At sunrise Daddy will rattle metal spoons against metal pans and holler REVEILLE, our bugle call, just like when he was in the Navy during WWII on the USS Cliffrose. No one was allowed to sleep in then, so why should now be any different? But we don’t want to sleep our days away, because there is too much fun to be had.
Ducks quack when we feed them dried bread crusts, as we hike across the shallow end of the creek to the big, white farmhouse. The old red barn is a sacred cathedral with sweet smells of fresh cream mixed with new hay. We pay our rent to the farmer who invites us to visit anytime, and be sure to pick his field corn and search the woods for the rare morel mushrooms. Such delicacies! Mommy sautés them with butter in Grandmother’s cast iron skillet, and we close our eyes to savor each bite.
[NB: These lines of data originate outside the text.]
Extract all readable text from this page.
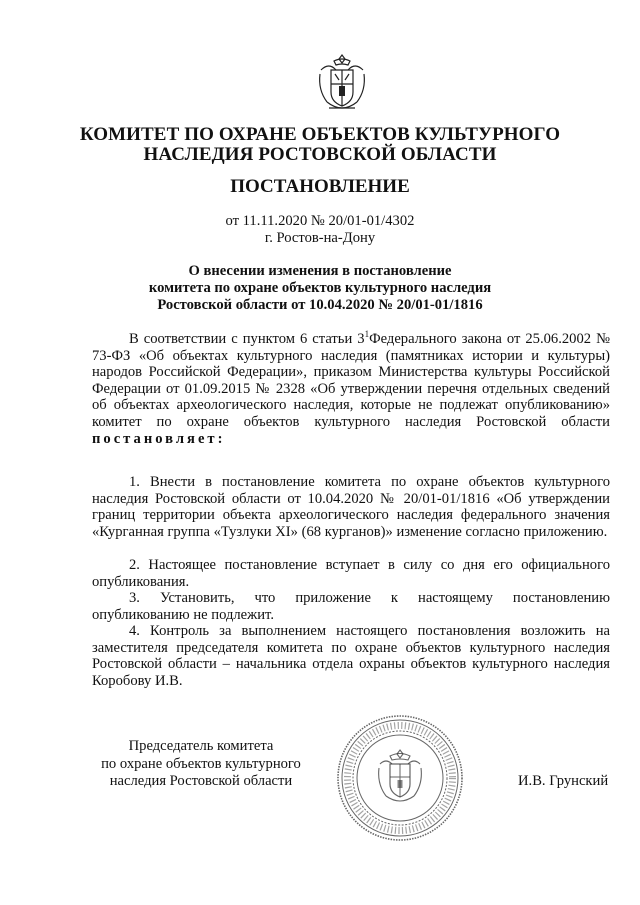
КОМИТЕТ ПО ОХРАНЕ ОБЪЕКТОВ КУЛЬТУРНОГО
НАСЛЕДИЯ РОСТОВСКОЙ ОБЛАСТИ
ПОСТАНОВЛЕНИЕ
от 11.11.2020 № 20/01-01/4302
г. Ростов-на-Дону
О внесении изменения в постановление
комитета по охране объектов культурного наследия
Ростовской области от 10.04.2020 № 20/01-01/1816
В соответствии с пунктом 6 статьи $3^1Федерального$ закона от 25.06.2002 № 73-ФЗ «Об объектах культурного наследия (памятниках истории и культуры) народов Российской Федерации», приказом Министерства культуры Российской Федерации от 01.09.2015 № 2328 «Об утверждении перечня отдельных сведений об объектах археологического наследия, которые не подлежат опубликованию» комитет по охране объектов культурного наследия Ростовской области постановляет:
1. Внести в постановление комитета по охране объектов культурного наследия Ростовской области от 10.04.2020 № 20/01-01/1816 «Об утверждении границ территории объекта археологического наследия федерального значения «Курганная группа «Тузлуки XI» (68 курганов)» изменение согласно приложению.
2. Настоящее постановление вступает в силу со дня его официального опубликования.
3. Установить, что приложение к настоящему постановлению опубликованию не подлежит.
4. Контроль за выполнением настоящего постановления возложить на заместителя председателя комитета по охране объектов культурного наследия Ростовской области – начальника отдела охраны объектов культурного наследия Коробову И.В.
Председатель комитета
по охране объектов культурного
наследия Ростовской области	И.В. Грунский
Soon black and yellow bumblebees will bore holes and build nests under the eaves, and lie in wait for weekends when little cousins will become their horrified moving targets. They never really sting us, but we believe they will because they buzz so loudly. We will push each other on the tire swing hung on neighbor Tom Riley’s sycamore, and listen to our Indy 500 broadcast in stereo sounds from AM radios all over the campground. We will leap off the tree that, years ago, fell perfectly across the deep end of the creek, and we will splash and swim and shudder when we remember that one day, long ago, a boy drowned here. We will run around barefoot and pull leeches off each other without a second thought. Just who can skip flat stones the farthest across the creek? We will climb the tallest trees, collect paw paws, and by September will have compiled an enviable variety for next year’s school leaf project.
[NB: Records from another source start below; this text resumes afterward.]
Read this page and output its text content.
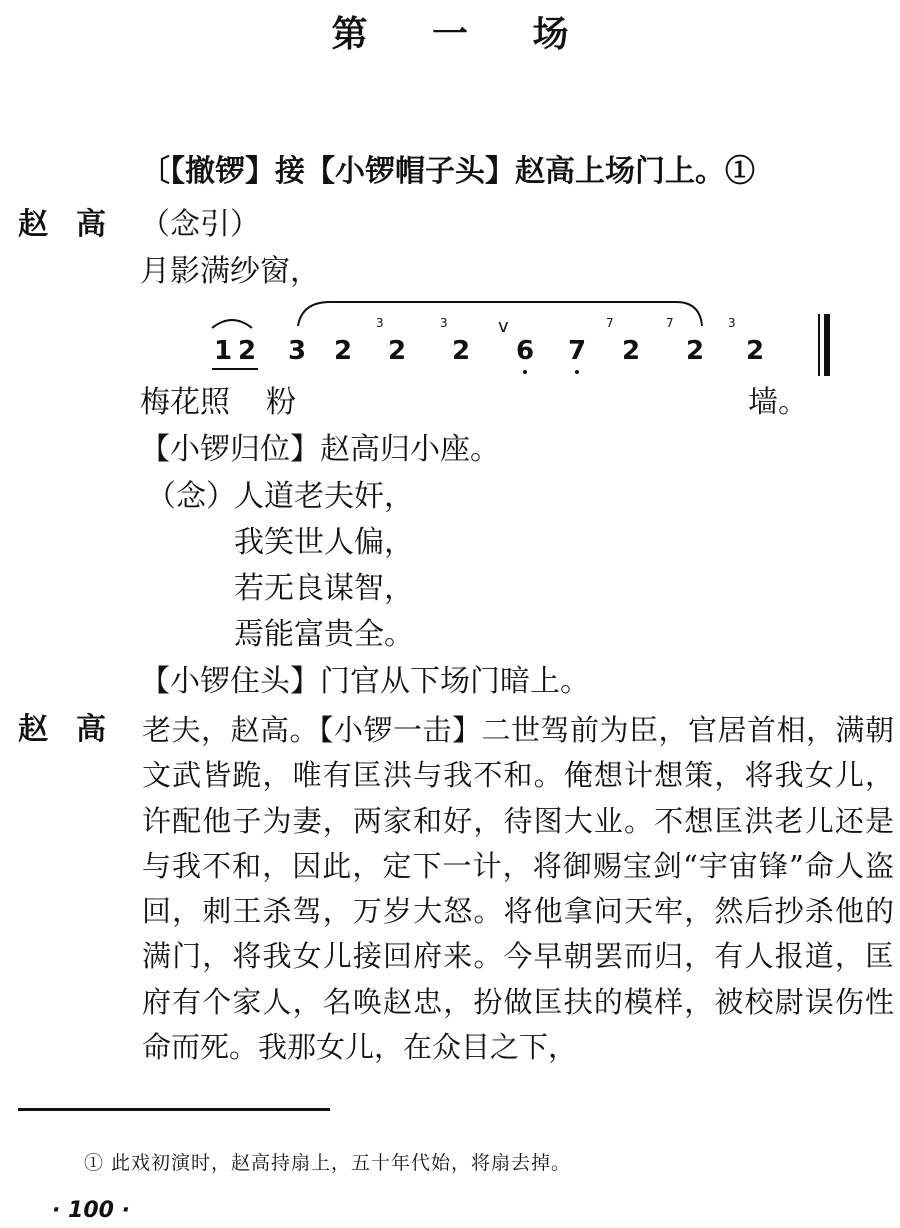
第 一 场
〔【撤锣】接【小锣帽子头】赵高上场门上。①
赵高 （念引）
月影满纱窗，
1 2 3 2
3
2
3
2
v
6 7
7
2
7
2
3
2
梅花照 粉	墙。
【小锣归位】赵高归小座。
（念）
人道老夫奸，
我笑世人偏，
若无良谋智，
焉能富贵全。
【小锣住头】门官从下场门暗上。
赵高 老夫，赵高。【小锣一击】二世驾前为臣，官居首相，满朝文武皆跪，唯有匡洪与我不和。俺想计想策，将我女儿，许配他子为妻，两家和好，待图大业。不想匡洪老儿还是与我不和，因此，定下一计，将御赐宝剑“宇宙锋”命人盗回，刺王杀驾，万岁大怒。将他拿问天牢，然后抄杀他的满门，将我女儿接回府来。今早朝罢而归，有人报道，匡府有个家人，名唤赵忠，扮做匡扶的模样，被校尉误伤性命而死。我那女儿，在众目之下，
① 此戏初演时，赵高持扇上，五十年代始，将扇去掉。
· 100 ·
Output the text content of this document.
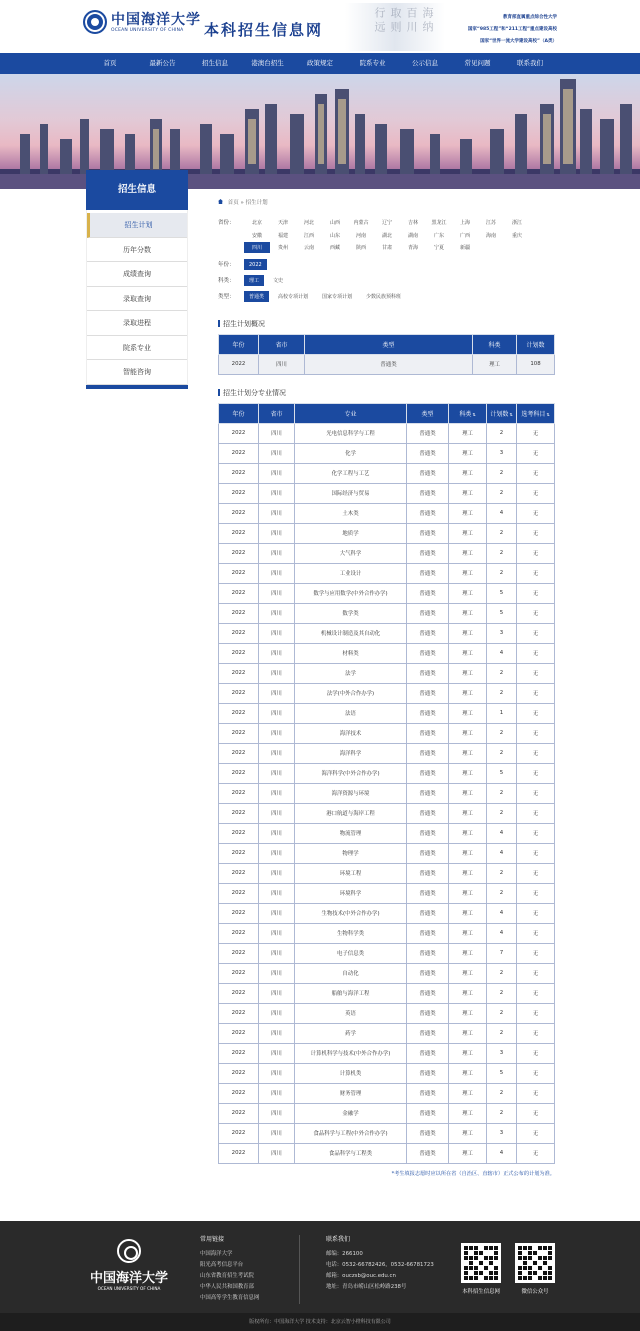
中国海洋大学
OCEAN UNIVERSITY OF CHINA	本科招生信息网	海纳百川 取则行远	教育部直属重点综合性大学
国家“985工程”和“211工程”重点建设高校
国家“世界一流大学建设高校”（A类）
首页	最新公告	招生信息	港澳台招生	政策规定	院系专业	公示信息	常见问题	联系我们
招生信息
招生计划
历年分数
成绩查询
录取查询
录取进程
院系专业
智能咨询
首页 » 招生计划
省份：	北京	天津	河北	山西	内蒙古	辽宁	吉林	黑龙江	上海	江苏	浙江
安徽	福建	江西	山东	河南	湖北	湖南	广东	广西	海南	重庆
四川	贵州	云南	西藏	陕西	甘肃	青海	宁夏	新疆
年份：	2022
科类：	理工	文史
类型：	普通类	高校专项计划	国家专项计划	少数民族预科班
招生计划概况
年份	省市	类型	科类	计划数
2022	四川	普通类	理工	108
招生计划分专业情况
年份	省市	专业	类型	科类⇅	计划数⇅	选考科目⇅
2022	四川	光电信息科学与工程	普通类	理工	2	无
2022	四川	化学	普通类	理工	3	无
2022	四川	化学工程与工艺	普通类	理工	2	无
2022	四川	国际经济与贸易	普通类	理工	2	无
2022	四川	土木类	普通类	理工	4	无
2022	四川	地质学	普通类	理工	2	无
2022	四川	大气科学	普通类	理工	2	无
2022	四川	工业设计	普通类	理工	2	无
2022	四川	数学与应用数学(中外合作办学)	普通类	理工	5	无
2022	四川	数学类	普通类	理工	5	无
2022	四川	机械设计制造及其自动化	普通类	理工	3	无
2022	四川	材料类	普通类	理工	4	无
2022	四川	法学	普通类	理工	2	无
2022	四川	法学(中外合作办学)	普通类	理工	2	无
2022	四川	法语	普通类	理工	1	无
2022	四川	海洋技术	普通类	理工	2	无
2022	四川	海洋科学	普通类	理工	2	无
2022	四川	海洋科学(中外合作办学)	普通类	理工	5	无
2022	四川	海洋资源与环境	普通类	理工	2	无
2022	四川	港口航道与海岸工程	普通类	理工	2	无
2022	四川	物流管理	普通类	理工	4	无
2022	四川	物理学	普通类	理工	4	无
2022	四川	环境工程	普通类	理工	2	无
2022	四川	环境科学	普通类	理工	2	无
2022	四川	生物技术(中外合作办学)	普通类	理工	4	无
2022	四川	生物科学类	普通类	理工	4	无
2022	四川	电子信息类	普通类	理工	7	无
2022	四川	自动化	普通类	理工	2	无
2022	四川	船舶与海洋工程	普通类	理工	2	无
2022	四川	英语	普通类	理工	2	无
2022	四川	药学	普通类	理工	2	无
2022	四川	计算机科学与技术(中外合作办学)	普通类	理工	3	无
2022	四川	计算机类	普通类	理工	5	无
2022	四川	财务管理	普通类	理工	2	无
2022	四川	金融学	普通类	理工	2	无
2022	四川	食品科学与工程(中外合作办学)	普通类	理工	3	无
2022	四川	食品科学与工程类	普通类	理工	4	无
*考生填报志愿时应以所在省（自治区、直辖市）正式公布的计划为准。
中国海洋大学
OCEAN UNIVERSITY OF CHINA
常用链接
中国海洋大学
阳光高考信息平台
山东省教育招生考试院
中华人民共和国教育部
中国高等学生教育信息网
联系我们
邮编：266100
电话：0532-66782426，0532-66781723
邮箱：ouczsb@ouc.edu.cn
地址：青岛市崂山区松岭路238号
本科招生信息网	微信公众号
版权所有：中国海洋大学 技术支持：北京云智小橙科技有限公司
Everyone is welcome at our cottage, and when we watch the little road leading to it, we never know whose car we will spy on Saturday mornings loaded with coolers and casseroles, cakes and cobblers. Steaks and chicken grilled on our campfire, fresh buttered corn wrapped in foil, and no matter what the vast smorgasbord, oftentimes nothing hits that spot in my tummy like a hot dog. Daddy always tells Mommy to see that I get it; Auntie makes a clucking noise with her tongue and says it’s a shame the way he spoils me, but I am sure she does not yet fully understand the princess concept. Butch Bowman always gets his peanut butter, and I know for a fact there can be no royal blood in that boy.
Mommy, Daddy and me, all in the hammock now—Daddy’s toe tickles Mommy’s ear. I’m wedged in the middle, happily suspended in this moment in time.
Is this really true? They tell me it’s possible one day, a long time from now, I will have to give up one memory of summer camp, and, if so, which one will it be?
I say I’m okay with that as long as I have a lifetime to make the decision.